I'd LOVE to be able to BRRRR a couple houses with ARVs of around 150 and have 20% equity after pulling out all or most of my money. Even if they rent for 1300 I'd probably be pretty happy with that as long as they were truly in very good areas.
Any A/B+ areas are going to be in the suburbs, or in the trendy areas.
Good suburbs include, Greenwood, Brownsburg, Avon, Plainfield, Zionsville, Noblesville, Fishers, Carmel.
Trendy areas inside the city include Fountain Square, Bates-Hendricks, Herron Morton, etc.
@Josh Sohar thanks for the reply! I appreciate the clarification on suburbs vs city itself. I should have been clearer in asking about the Indy MSA in general, including suburbs, not just the city itself. Your response is very helpful, thank you!
Send me a colleague request and we can chat more about the area if you wish!
Always like to chat with like minded people!
@Josh Sohar @Ryan E. @Matt S.
Thanks guys for pitching in here and thanks Matt S. for the tip about getting an experienced realtor. Ryan E. I’m like you where I’m happy with spending more to get reliable tenants, my biggest priority is simply leaving room at the end for a solid cash out refi so I can snowball the whole thing over the next few years. Josh Sohar if you don’t mind I’d love to connect with as well to hear a little bit more about what you’re doing in Indy. I’ve heard on the podcast and from reading that cash flow is obviously very important but that appreciation is where true wealth is built. That being said, what’s your opinion on the appreciation potential of the suburbs you mentioned ?
Sounds like we are considering the same route right now and both from the Western US.I’d love to connect with you as well and talk more about your strategies. Send me a request if you’d like.
I've been active in Indianapolis since 2010 so I can speak to Indianapolis but I'm not familiar with other parts of Indiana. If you're talking about being all in for $30K-$50K, that will be properties with an ARV of $40K to mid $60K. The high end of this range is going to be a low C class neighborhood. The low end is going to be in very rough areas. If you're looking for B class properties, you'll need to move up to the $80K-$100K ARV range.
Thanks for the tip, do you find that the increase in rents from the low C to B areas compensate the ROI? Do you have any areas near Indianapolis you would recommend or any that you would recommend avoiding? I appreciate your help!
@Kaydn Jensen Contrary to conventional thinking, the COC ROI on a B class is often better on a B class property than a low C class. Low end properties are notorious for high vacancies and turn over costs. You can often find a sweet spot in C+/B- properties, which in Indianapolis is going to be in the low $70K to $80K range. Indianapolis can vary neighborhood to neighborhood. Rather than recommending good areas or telling you what areas to avoid, I would say to stay away from cheap areas with low rents. Anything under $60K with rents of less than $700/mth is probably going to have a lot of problems and not perform.
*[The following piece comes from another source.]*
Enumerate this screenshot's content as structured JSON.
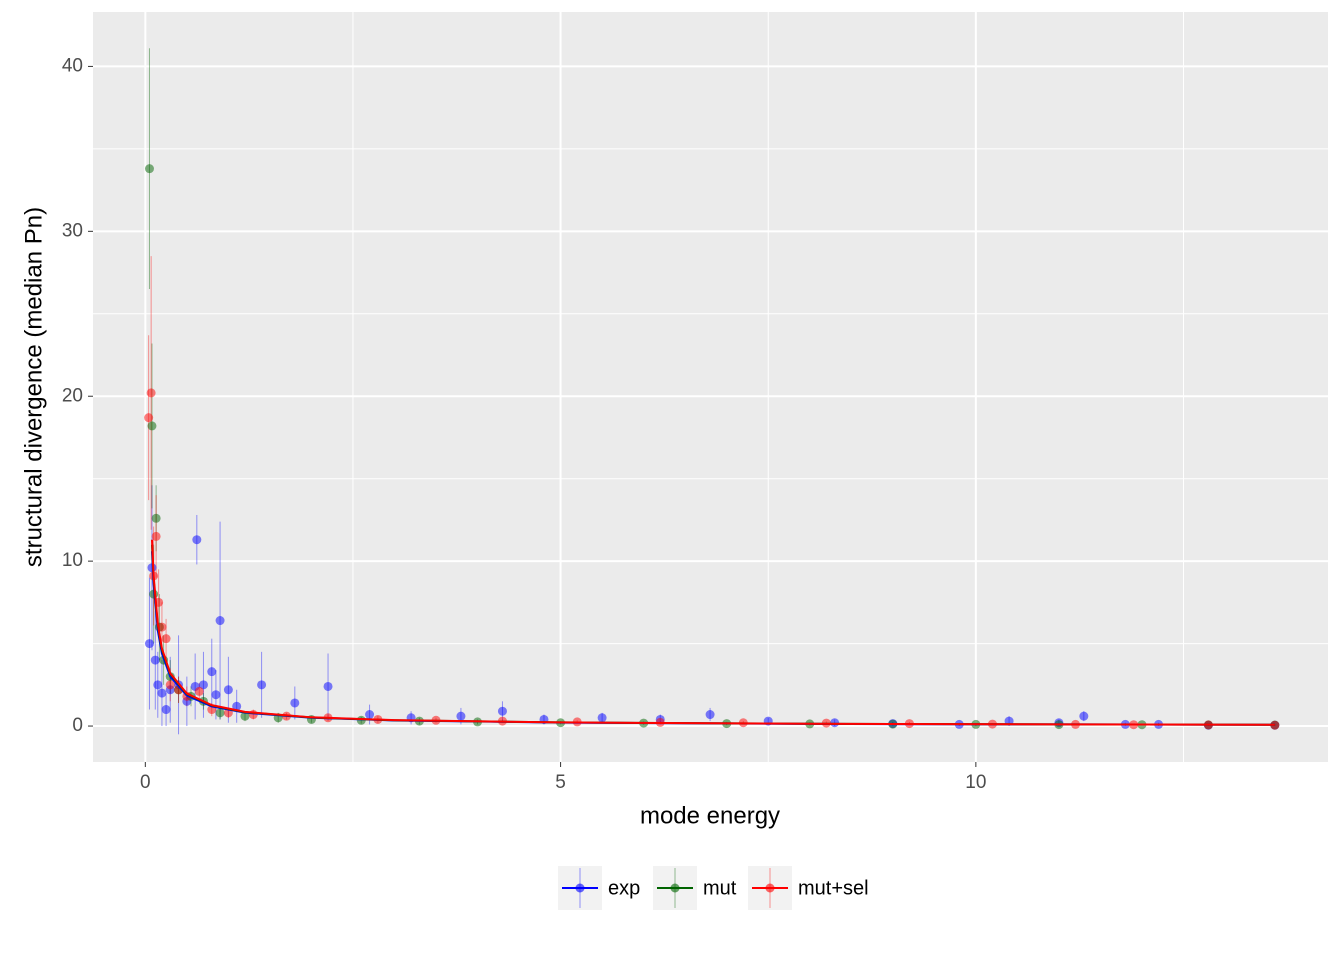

Send me a colleague request
From all my research, the $30-50k property opportunities have ended in Indy. I think you'll have to pay closer to $100k and expect lower ROIs.
I have been investing in SFH 3/2/2 in Indy on the west side and typically have $110-130k in to a property and get the 1% rule. I am finding pockets that lease a lot faster than others. I would call these B neighborhoods.
If you start looking at any of the northern suburbs you will need 2x that to get in to the SFH market.
Let me know if I can be of any help or make any specific introductions for you.